For Martin Gold, a pro bono lobbying effort of 1,000 hours started with a single lunch. The senior counsel in Covington & Burling’s Washington office was dining in 2009 with acquaintances in China. They mentioned that California had finally formally apologized for decades of legal discrimination against Chinese-Americans.

Gold looked into it, and to his disappointment discovered that Congress had yet to do the same for a series of federal measures between 1879 and 1904 that restricted Chinese immigration and naturalization. He decided to use his years of experience as a lobbyist to change that.

The matter struck a personal chord for the 65-year-old Gold. He had been close to his grandfather, a Russian immigrant who learned English at night to gain American citizenship. A Chinese immigrant would have been denied the same opportunity before the laws finally were repealed in 1943.
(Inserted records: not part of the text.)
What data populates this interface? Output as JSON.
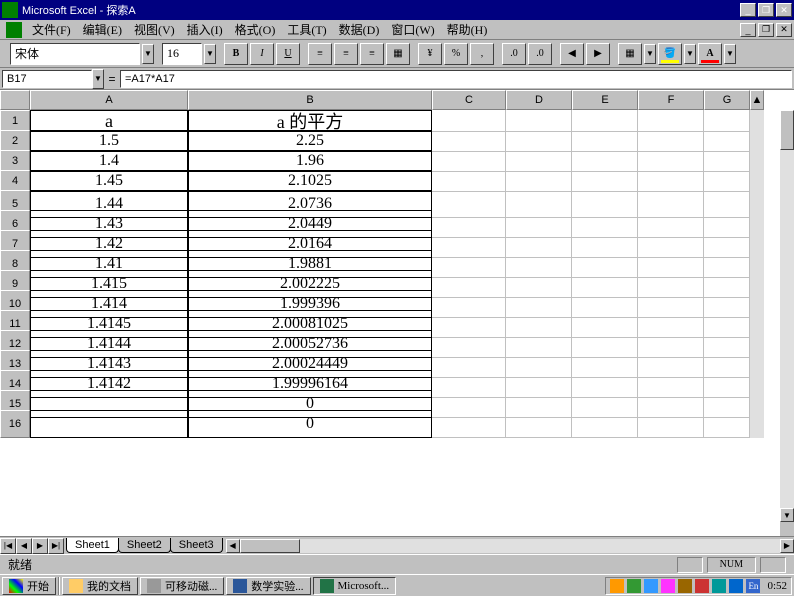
{
  "title": "Microsoft Excel - 探索A",
  "menu": [
    "文件(F)",
    "编辑(E)",
    "视图(V)",
    "插入(I)",
    "格式(O)",
    "工具(T)",
    "数据(D)",
    "窗口(W)",
    "帮助(H)"
  ],
  "font": {
    "name": "宋体",
    "size": "16"
  },
  "namebox": "B17",
  "formula": "=A17*A17",
  "columns": [
    "A",
    "B",
    "C",
    "D",
    "E",
    "F",
    "G"
  ],
  "rows": [
    {
      "n": "1",
      "a": "a",
      "b": "a 的平方",
      "tall": false,
      "hdr": true
    },
    {
      "n": "2",
      "a": "1.5",
      "b": "2.25",
      "tall": false
    },
    {
      "n": "3",
      "a": "1.4",
      "b": "1.96",
      "tall": false
    },
    {
      "n": "4",
      "a": "1.45",
      "b": "2.1025",
      "tall": false
    },
    {
      "n": "5",
      "a": "1.44",
      "b": "2.0736",
      "tall": true
    },
    {
      "n": "6",
      "a": "1.43",
      "b": "2.0449",
      "tall": true
    },
    {
      "n": "7",
      "a": "1.42",
      "b": "2.0164",
      "tall": true
    },
    {
      "n": "8",
      "a": "1.41",
      "b": "1.9881",
      "tall": true
    },
    {
      "n": "9",
      "a": "1.415",
      "b": "2.002225",
      "tall": true
    },
    {
      "n": "10",
      "a": "1.414",
      "b": "1.999396",
      "tall": true
    },
    {
      "n": "11",
      "a": "1.4145",
      "b": "2.00081025",
      "tall": true
    },
    {
      "n": "12",
      "a": "1.4144",
      "b": "2.00052736",
      "tall": true
    },
    {
      "n": "13",
      "a": "1.4143",
      "b": "2.00024449",
      "tall": true
    },
    {
      "n": "14",
      "a": "1.4142",
      "b": "1.99996164",
      "tall": true
    },
    {
      "n": "15",
      "a": "",
      "b": "0",
      "tall": true
    },
    {
      "n": "16",
      "a": "",
      "b": "0",
      "tall": true
    }
  ],
  "sheets": [
    "Sheet1",
    "Sheet2",
    "Sheet3"
  ],
  "status": "就绪",
  "status_num": "NUM",
  "start": "开始",
  "tasks": [
    "我的文档",
    "可移动磁...",
    "数学实验...",
    "Microsoft..."
  ],
  "clock": "0:52"
}
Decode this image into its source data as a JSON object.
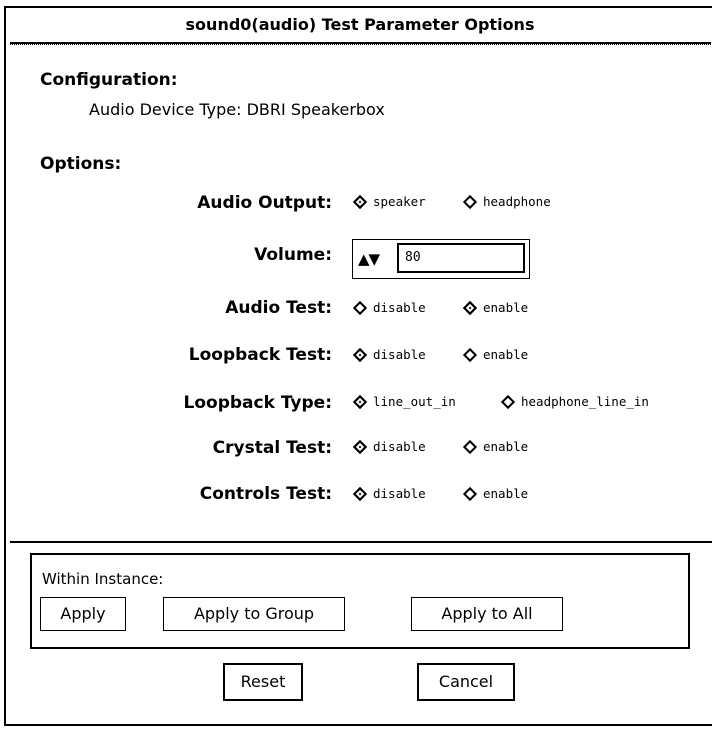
{
  "window": {
    "title": "sound0(audio) Test Parameter Options"
  },
  "configuration": {
    "heading": "Configuration:",
    "device_type": "Audio Device Type: DBRI Speakerbox"
  },
  "options": {
    "heading": "Options:",
    "audio_output": {
      "label": "Audio Output:",
      "choices": [
        "speaker",
        "headphone"
      ],
      "selected": "speaker"
    },
    "volume": {
      "label": "Volume:",
      "value": "80",
      "arrows": "▲▼"
    },
    "audio_test": {
      "label": "Audio Test:",
      "choices": [
        "disable",
        "enable"
      ],
      "selected": "enable"
    },
    "loopback_test": {
      "label": "Loopback Test:",
      "choices": [
        "disable",
        "enable"
      ],
      "selected": "disable"
    },
    "loopback_type": {
      "label": "Loopback Type:",
      "choices": [
        "line_out_in",
        "headphone_line_in"
      ],
      "selected": "line_out_in"
    },
    "crystal_test": {
      "label": "Crystal Test:",
      "choices": [
        "disable",
        "enable"
      ],
      "selected": "disable"
    },
    "controls_test": {
      "label": "Controls Test:",
      "choices": [
        "disable",
        "enable"
      ],
      "selected": "disable"
    }
  },
  "instance": {
    "title": "Within Instance:",
    "apply": "Apply",
    "apply_group": "Apply to Group",
    "apply_all": "Apply to All"
  },
  "footer": {
    "reset": "Reset",
    "cancel": "Cancel"
  }
}
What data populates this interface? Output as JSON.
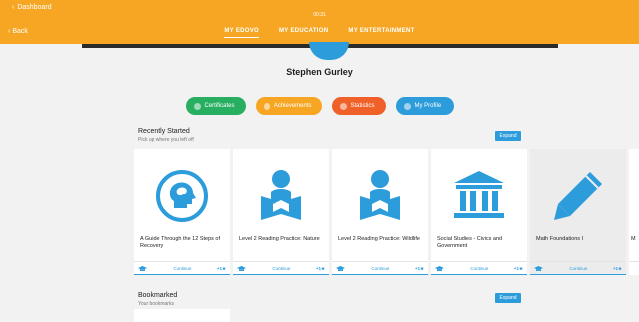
{
  "topbar": {
    "dashboard_label": "Dashboard",
    "time": "00:31",
    "back_label": "Back",
    "tabs": [
      {
        "label": "MY EDOVO",
        "active": true
      },
      {
        "label": "MY EDUCATION",
        "active": false
      },
      {
        "label": "MY ENTERTAINMENT",
        "active": false
      }
    ]
  },
  "profile": {
    "name": "Stephen Gurley"
  },
  "pills": [
    {
      "label": "Certificates",
      "color": "#27ae60"
    },
    {
      "label": "Achievements",
      "color": "#f6a623"
    },
    {
      "label": "Statistics",
      "color": "#f0612a"
    },
    {
      "label": "My Profile",
      "color": "#2d9cdb"
    }
  ],
  "recent": {
    "title": "Recently Started",
    "subtitle": "Pick up where you left off",
    "expand_label": "Expand",
    "cards": [
      {
        "title": "A Guide Through the 12 Steps of Recovery",
        "icon": "head-brain-icon",
        "continue": "Continue",
        "points": "+1★"
      },
      {
        "title": "Level 2 Reading Practice: Nature",
        "icon": "reader-icon",
        "continue": "Continue",
        "points": "+1★"
      },
      {
        "title": "Level 2 Reading Practice: Wildlife",
        "icon": "reader-icon",
        "continue": "Continue",
        "points": "+1★"
      },
      {
        "title": "Social Studies - Civics and Government",
        "icon": "government-building-icon",
        "continue": "Continue",
        "points": "+1★"
      },
      {
        "title": "Math Foundations I",
        "icon": "pencil-icon",
        "continue": "Continue",
        "points": "+1★"
      },
      {
        "title": "M",
        "icon": "",
        "continue": "",
        "points": ""
      }
    ]
  },
  "bookmarked": {
    "title": "Bookmarked",
    "subtitle": "Your bookmarks",
    "expand_label": "Expand"
  },
  "colors": {
    "accent": "#f6a623",
    "blue": "#2d9cdb"
  }
}
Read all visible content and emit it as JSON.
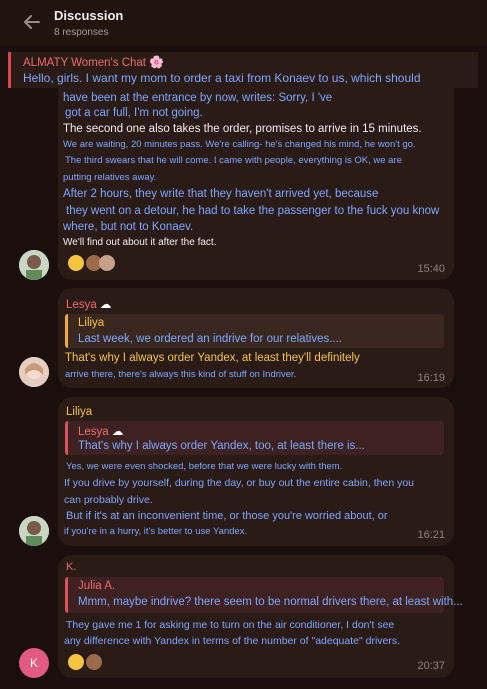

Gold knew it wouldn’t be easy. Congress has rarely voted to apologize for discrimination against racial or ethnic groups, and lawmakers were preoccupied with the troubled economy. An objection from a single legislator, for any reason, could derail the entire effort. But Covington came down strongly for the effort, contributing 3,000 hours of attorney and staff time, including 1,000 hours by Gold. He read every page of the original debates, mining details that would help define this as a civil rights principle (instead of a politically sensitive immigration issue). Associates Elizabeth Bell and Erica Lai assisted with the research.

Gold formed a coalition of Asian-American groups called the 1882 Project, after the Chinese Exclusion Act of 1882, which denied naturalization to Chinese immigrants. He held video teleconferences with the group to pass along what he had learned, so they could better lobby their members of Congress. The resolution of regret cleared the Senate in October 2011 and the House in June 2012. The effort was worth it, Gold said, “to have Congress look back on a chapter in history for which it was wholly responsible and make a value judgment about it, that it was wrong.”

Covington threw its skills into a wide range of pro bono efforts last year. For example, its attorneys advised Marylanders for Marriage Equality in winning voter approval for same-sex marriage in November 2012. “Covington should be incredibly proud of the work that you folks have done to make marriage equality possible in Maryland,” Human Rights Campaign general counsel Rob Falk wrote the firm following the vote.